Сумароков оскорбился. Шпаги своим копиистам повесил он, чтобы отличить их, переписчиков произведений высокого искусства, от канцелярских служителей, принимавших подношения крупой и льняным маслом. А Сиверс в приказе назвал копиистов «подьячими нижайшей степени». Сумароков поскакал к Шувалову.
Негодующий голос его слышался в карете, он продолжал говорить вслух, идя по залам дворца, и Шувалову достался лишь конец взволнованного монолога:
— …Озлобленный мною род подьяческий, которым вся Россия озлоблена, изверг на меня самого безграмотного подьячего и самого скаредного крючкотворца. Претворился скаред сей в клопа, вполз на Геликон, свернулся под одежды Мельпомены и грызет ее прекрасное тело…
— О ком это вы, Александр Петрович? — спросил Шувалов, смекнув, что эта затейливая характеристика относится к Сиверсу. — Да сядьте вы, успокойтесь!
— О клопе, а если угодно — о блохе, различие небольшое, ибо укусы их равно гадки, — отвечал Сумароков. — Эта блоха держится только в тех местах, где Ингрия с Финляндией граничит, проще сказать — в Петербурге. И сыны любезного моего отечества должны освободить российский Парнас от кровопускателей.

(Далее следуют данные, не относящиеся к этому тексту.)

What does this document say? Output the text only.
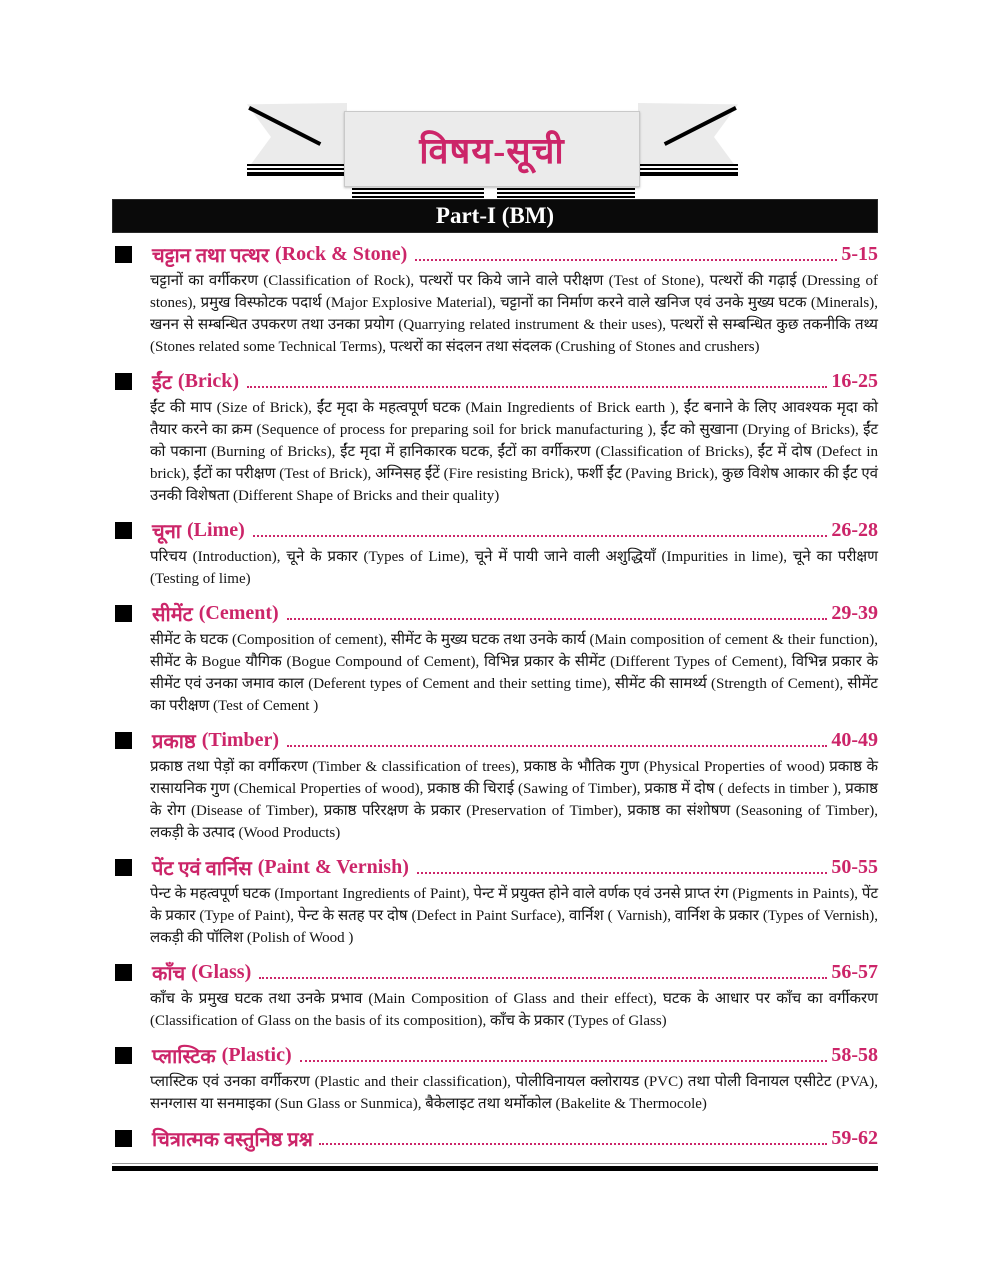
विषय-सूची
Part-I (BM)
चट्टान तथा पत्थर (Rock & Stone)	5-15
चट्टानों का वर्गीकरण (Classification of Rock), पत्थरों पर किये जाने वाले परीक्षण (Test of Stone), पत्थरों की गढ़ाई (Dressing of stones), प्रमुख विस्फोटक पदार्थ (Major Explosive Material), चट्टानों का निर्माण करने वाले खनिज एवं उनके मुख्य घटक (Minerals), खनन से सम्बन्धित उपकरण तथा उनका प्रयोग (Quarrying related instrument & their uses), पत्थरों से सम्बन्धित कुछ तकनीकि तथ्य (Stones related some Technical Terms), पत्थरों का संदलन तथा संदलक (Crushing of Stones and crushers)
ईंट (Brick)	16-25
ईंट की माप (Size of Brick), ईंट मृदा के महत्वपूर्ण घटक (Main Ingredients of Brick earth ), ईंट बनाने के लिए आवश्यक मृदा को तैयार करने का क्रम (Sequence of process for preparing soil for brick manufacturing ), ईंट को सुखाना (Drying of Bricks), ईंट को पकाना (Burning of Bricks), ईंट मृदा में हानिकारक घटक, ईंटों का वर्गीकरण (Classification of Bricks), ईंट में दोष (Defect in brick), ईंटों का परीक्षण (Test of Brick), अग्निसह ईंटें (Fire resisting Brick), फर्शी ईंट (Paving Brick), कुछ विशेष आकार की ईंट एवं उनकी विशेषता (Different Shape of Bricks and their quality)
चूना (Lime)	26-28
परिचय (Introduction), चूने के प्रकार (Types of Lime), चूने में पायी जाने वाली अशुद्धियाँ (Impurities in lime), चूने का परीक्षण (Testing of lime)
सीमेंट (Cement)	29-39
सीमेंट के घटक (Composition of cement), सीमेंट के मुख्य घटक तथा उनके कार्य (Main composition of cement & their function), सीमेंट के Bogue यौगिक (Bogue Compound of Cement), विभिन्न प्रकार के सीमेंट (Different Types of Cement), विभिन्न प्रकार के सीमेंट एवं उनका जमाव काल (Deferent types of Cement and their setting time), सीमेंट की सामर्थ्य (Strength of Cement), सीमेंट का परीक्षण (Test of Cement )
प्रकाष्ठ (Timber)	40-49
प्रकाष्ठ तथा पेड़ों का वर्गीकरण (Timber & classification of trees), प्रकाष्ठ के भौतिक गुण (Physical Properties of wood) प्रकाष्ठ के रासायनिक गुण (Chemical Properties of wood), प्रकाष्ठ की चिराई (Sawing of Timber), प्रकाष्ठ में दोष ( defects in timber ), प्रकाष्ठ के रोग (Disease of Timber), प्रकाष्ठ परिरक्षण के प्रकार (Preservation of Timber), प्रकाष्ठ का संशोषण (Seasoning of Timber), लकड़ी के उत्पाद (Wood Products)
पेंट एवं वार्निस (Paint & Vernish)	50-55
पेन्ट के महत्वपूर्ण घटक (Important Ingredients of Paint), पेन्ट में प्रयुक्त होने वाले वर्णक एवं उनसे प्राप्त रंग (Pigments in Paints), पेंट के प्रकार (Type of Paint), पेन्ट के सतह पर दोष (Defect in Paint Surface), वार्निश ( Varnish), वार्निश के प्रकार (Types of Vernish), लकड़ी की पॉलिश (Polish of Wood )
काँच (Glass)	56-57
काँच के प्रमुख घटक तथा उनके प्रभाव (Main Composition of Glass and their effect), घटक के आधार पर काँच का वर्गीकरण (Classification of Glass on the basis of its composition), काँच के प्रकार (Types of Glass)
प्लास्टिक (Plastic)	58-58
प्लास्टिक एवं उनका वर्गीकरण (Plastic and their classification), पोलीविनायल क्लोरायड (PVC) तथा पोली विनायल एसीटेट (PVA), सनग्लास या सनमाइका (Sun Glass or Sunmica), बैकेलाइट तथा थर्मोकोल (Bakelite & Thermocole)
चित्रात्मक वस्तुनिष्ठ प्रश्न	59-62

На что нам чухонские блохи? У нас и своих довольно.
— Знаю, знаю, — сказал Шувалов, — да извольте доложить, что вам от этой блохи приключилось?

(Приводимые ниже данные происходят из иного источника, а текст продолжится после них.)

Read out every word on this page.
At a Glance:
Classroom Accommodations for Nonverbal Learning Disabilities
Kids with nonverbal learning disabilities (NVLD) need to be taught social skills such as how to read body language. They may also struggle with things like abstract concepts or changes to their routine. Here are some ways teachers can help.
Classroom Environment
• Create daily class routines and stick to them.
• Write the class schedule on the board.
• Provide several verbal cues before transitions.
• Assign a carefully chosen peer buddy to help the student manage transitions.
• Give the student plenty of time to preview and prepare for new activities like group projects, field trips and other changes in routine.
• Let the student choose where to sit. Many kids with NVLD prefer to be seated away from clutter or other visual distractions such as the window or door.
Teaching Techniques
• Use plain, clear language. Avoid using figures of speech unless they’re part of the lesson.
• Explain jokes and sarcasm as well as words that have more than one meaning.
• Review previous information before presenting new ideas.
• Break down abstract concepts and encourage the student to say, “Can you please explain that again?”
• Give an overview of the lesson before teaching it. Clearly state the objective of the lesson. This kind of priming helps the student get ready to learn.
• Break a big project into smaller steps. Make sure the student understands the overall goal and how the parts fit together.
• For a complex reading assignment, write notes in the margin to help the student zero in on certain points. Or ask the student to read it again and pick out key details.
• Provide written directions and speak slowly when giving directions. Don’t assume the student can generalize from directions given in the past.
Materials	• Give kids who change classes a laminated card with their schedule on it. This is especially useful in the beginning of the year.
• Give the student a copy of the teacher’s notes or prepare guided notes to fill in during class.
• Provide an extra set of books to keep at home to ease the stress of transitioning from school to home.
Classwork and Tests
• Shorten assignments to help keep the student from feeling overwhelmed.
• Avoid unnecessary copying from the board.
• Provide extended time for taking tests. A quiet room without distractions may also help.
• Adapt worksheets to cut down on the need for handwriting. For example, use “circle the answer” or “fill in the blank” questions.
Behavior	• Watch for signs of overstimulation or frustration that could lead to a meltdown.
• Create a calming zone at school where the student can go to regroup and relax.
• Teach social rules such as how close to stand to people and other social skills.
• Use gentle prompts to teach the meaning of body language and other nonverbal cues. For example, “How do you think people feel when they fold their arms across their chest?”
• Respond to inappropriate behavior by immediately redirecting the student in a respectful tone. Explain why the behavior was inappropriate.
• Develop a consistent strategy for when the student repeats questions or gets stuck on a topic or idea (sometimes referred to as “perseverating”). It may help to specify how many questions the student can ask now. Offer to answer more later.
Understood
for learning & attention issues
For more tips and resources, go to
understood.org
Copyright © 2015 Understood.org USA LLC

Сумароков рассказал о шпагах театральных копиистов, снова обрушился на Сиверса и подключил к разговору новую тему:
— И разве один Сиверс меня мучит? Здесь, в ваших покоях, граф Чернышов назвал меня вором, и я должен был стерпеть, чему причиной дворец и ваши комнаты. Я слишком помню дело Волынского, чтобы найти силы сдержаться и не оскорбить ее величество.
— Позвольте, почему же вором? — изумился Шувалов. — Разве что литературным… Он имел в виду, что вы подражаете Расину и у него стихи свои заимствуете?

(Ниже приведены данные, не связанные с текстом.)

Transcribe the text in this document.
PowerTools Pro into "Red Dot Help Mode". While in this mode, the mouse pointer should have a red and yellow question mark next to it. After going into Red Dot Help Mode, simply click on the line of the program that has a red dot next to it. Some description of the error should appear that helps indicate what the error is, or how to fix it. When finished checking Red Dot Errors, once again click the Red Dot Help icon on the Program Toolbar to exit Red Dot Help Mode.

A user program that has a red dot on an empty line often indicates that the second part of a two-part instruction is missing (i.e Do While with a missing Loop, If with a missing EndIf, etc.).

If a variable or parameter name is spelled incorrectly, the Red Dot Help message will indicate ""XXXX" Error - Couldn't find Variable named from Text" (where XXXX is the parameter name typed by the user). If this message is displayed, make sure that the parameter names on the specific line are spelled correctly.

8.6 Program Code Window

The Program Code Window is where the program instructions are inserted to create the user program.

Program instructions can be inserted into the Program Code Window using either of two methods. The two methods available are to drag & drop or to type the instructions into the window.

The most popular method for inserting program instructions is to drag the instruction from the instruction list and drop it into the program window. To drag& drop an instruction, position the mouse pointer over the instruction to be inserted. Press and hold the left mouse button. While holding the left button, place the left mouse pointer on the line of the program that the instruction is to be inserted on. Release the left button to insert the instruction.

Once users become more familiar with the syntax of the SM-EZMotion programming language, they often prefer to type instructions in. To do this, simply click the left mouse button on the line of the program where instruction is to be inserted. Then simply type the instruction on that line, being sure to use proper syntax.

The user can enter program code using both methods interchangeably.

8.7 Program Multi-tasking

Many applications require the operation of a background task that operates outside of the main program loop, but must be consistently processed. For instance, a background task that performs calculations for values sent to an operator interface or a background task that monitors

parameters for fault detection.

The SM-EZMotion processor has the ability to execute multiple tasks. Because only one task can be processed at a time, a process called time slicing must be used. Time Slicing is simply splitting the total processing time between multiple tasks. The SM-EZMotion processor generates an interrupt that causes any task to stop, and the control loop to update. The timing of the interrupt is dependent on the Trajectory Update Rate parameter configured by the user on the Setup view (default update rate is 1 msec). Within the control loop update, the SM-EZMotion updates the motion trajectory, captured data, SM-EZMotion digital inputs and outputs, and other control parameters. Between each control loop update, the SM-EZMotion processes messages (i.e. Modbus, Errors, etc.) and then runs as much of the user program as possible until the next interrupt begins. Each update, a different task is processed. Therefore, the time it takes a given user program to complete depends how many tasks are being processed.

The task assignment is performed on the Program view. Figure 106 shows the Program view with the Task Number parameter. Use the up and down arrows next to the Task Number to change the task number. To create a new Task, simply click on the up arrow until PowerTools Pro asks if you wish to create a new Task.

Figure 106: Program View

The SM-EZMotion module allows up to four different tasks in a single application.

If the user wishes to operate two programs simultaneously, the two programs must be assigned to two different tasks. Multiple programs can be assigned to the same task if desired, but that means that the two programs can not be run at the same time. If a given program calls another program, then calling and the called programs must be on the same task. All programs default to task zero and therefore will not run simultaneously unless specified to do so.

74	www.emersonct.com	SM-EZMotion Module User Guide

— О Расине, помнится, Иван Иванович, мы уже говорили. Что я брал у него — не скрываю, но так между всеми писателями водится. А граф Чернышов, не зная порядка, кричит: «Вор!» Я не граф, однако дворянин, я не камергер, однако офицер и служу без порока. Он больше меня чином и быструю поступь по службе имеет, но я от него терпеть не намерен. Я не спал целую ночь и плакал, как ребенок, не зная, что предпринять.
— Право, Александр Петрович, — примирительно сказал Шувалов, — вы напрасно волнуетесь. Граф Чернышов пошутил и вашей чести дворянской не затронул.
— А писательскую честь поносить можно? — вскричал Сумароков. — Перед графом, сановником, подьячим писатель бессилен, и я столько лет напрасно трудился?! Что только видели Афины и видит Париж за века своего существования, то ныне Россия вдруг одним старанием моим увидела. Я преодолел трудности, препятствия — и вот возник у нас театр Мельпомены. А сочинения мои? Лейпциг и Париж! — воззвал он, вскинув правую руку над головою. — Вы тому свидетели, сколько перевод одной трагедии «Синав и Трувор» чести мне сделал. Лейпцигское ученое собрание удостоило меня избрать своим членом, Париж прославил мое имя в журнале. А я и дале еще драматическими моими сочинениями хотел вознестися…
Сумароков вздохнул и встал, откланиваясь.
— Под гофмаршалом я даже ради десяти тысячей жалованья быть не хочу. Ежели ж я никуда не гожусь, то прошу исходатайствовать мне отпуск на несколько времени из государства искать хлеба. И я его сыщу.